Mr. Macron appears to be moving toward a potentially explosive clash with the left, particularly the France Unbowed party of Jean-Luc Mélenchon, the combative leader of the largest and most left-wing group in the victorious alliance.
The president has made clear he does not consider France Unbowed to be part of the “republican forces” in France, any more than Ms. Le Pen’s National Rally.
The party therefore is apparently not among those invited in the letter to come together to form a coalition, in line with recent statements by Mr. Macron.
At a news conference last month, just after he called the election, Mr. Macron said the “extreme left” was guilty of “antisemitism, factionalism” and, “at a deep level, a de facto break with the values of the Republic.”
It is because of the incompatibility of its values with the Republic, as Mr. Macron sees it, that the party cannot be part of the dialogue that he hopes will now begin, officials close to him have said.
The new National Assembly is scheduled to gather for the first time on July 18.
Mr. Mélenchon has since the Hamas terrorist attack of Oct. 7 accused Yaël Braun-Pivet, the Jewish president of the National Assembly, of “camping out in Tel Aviv to encourage the massacre” in Gaza, and described Élisabeth Borne, the former French prime minister and daughter of a Holocaust survivor, as expressing “a foreign point of view.” He denies he is an antisemite.
He is a firebrand politician and gifted speaker with a large and passionate following, particularly among young people and in the suburbs around the big cities, where many Muslim immigrant families live. Believing himself victorious in the election, Mr. Mélenchon will not go quietly. “I intend to govern this country,” he said last month.
Even those on the moderate left who are outraged by some of Mr. Mélenchon’s statements and views consider that the equivalency Mr. Macron draws between Ms. Le Pen’s anti-immigrant party of quasi-fascist roots and France Unbowed is unjustifiable. If the National Rally, formerly the National Front, traces its roots to the collaborationist Vichy regime during World War II, the left has no such taint.
“I fear Mélenchon will try to take the battle to the streets,” said Thierry Dana, a former French ambassador to Japan who is now a business executive.
Mr. Macron, whose style of government has been highly centralized and top-down, to the point that he called the election without consulting his own prime minister, said the vote had constituted a call “for the invention of a new French political culture.” He appealed to lawmakers to draw inspiration from “so many of our European neighbors” and show a sense of “conciliation and calm” as they seek to forge a coalition.

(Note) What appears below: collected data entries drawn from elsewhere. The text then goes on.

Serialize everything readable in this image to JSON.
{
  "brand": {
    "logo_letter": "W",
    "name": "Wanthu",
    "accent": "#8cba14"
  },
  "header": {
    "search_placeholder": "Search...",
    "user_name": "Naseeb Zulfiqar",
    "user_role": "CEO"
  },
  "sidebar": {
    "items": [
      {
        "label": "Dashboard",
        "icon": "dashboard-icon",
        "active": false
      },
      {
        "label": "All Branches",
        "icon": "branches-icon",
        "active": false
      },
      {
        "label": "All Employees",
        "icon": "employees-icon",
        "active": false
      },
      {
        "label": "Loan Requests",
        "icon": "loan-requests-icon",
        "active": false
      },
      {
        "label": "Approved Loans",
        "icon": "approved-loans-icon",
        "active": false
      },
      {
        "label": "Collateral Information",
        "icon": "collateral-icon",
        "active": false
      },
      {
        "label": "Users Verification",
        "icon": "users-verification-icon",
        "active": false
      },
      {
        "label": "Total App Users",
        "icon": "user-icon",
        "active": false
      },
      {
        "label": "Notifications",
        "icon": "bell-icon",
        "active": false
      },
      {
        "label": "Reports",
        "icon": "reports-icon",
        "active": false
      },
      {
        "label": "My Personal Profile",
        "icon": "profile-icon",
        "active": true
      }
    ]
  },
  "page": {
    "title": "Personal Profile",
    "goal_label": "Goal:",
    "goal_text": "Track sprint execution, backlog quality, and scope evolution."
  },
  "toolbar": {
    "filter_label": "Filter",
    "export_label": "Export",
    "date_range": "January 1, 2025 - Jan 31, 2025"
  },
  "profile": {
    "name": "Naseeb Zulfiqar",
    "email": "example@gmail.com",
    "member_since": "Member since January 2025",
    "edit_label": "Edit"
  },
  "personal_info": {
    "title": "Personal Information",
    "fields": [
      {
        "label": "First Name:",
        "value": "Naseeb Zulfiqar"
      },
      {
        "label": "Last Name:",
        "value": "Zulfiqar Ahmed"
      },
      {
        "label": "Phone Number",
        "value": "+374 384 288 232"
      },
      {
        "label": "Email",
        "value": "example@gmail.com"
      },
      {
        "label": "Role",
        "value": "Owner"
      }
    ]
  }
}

For a French president of the Fifth Republic, and particularly this president who has been largely dismissive of Parliament up to now, to say in effect that France should follow the example of Italy or Belgium as it adopts a more parliamentary culture was a measure of the upheaval Mr. Macron has engineered with his mysterious decision to call an election.
The tone of Mr. Macron’s letter, far shorter than most of his speeches and statements, strained for a new humility. But it appeared to contain the seeds of possible drift and confrontation in that his interpretation of the election result is by no means universally, or even widely, shared.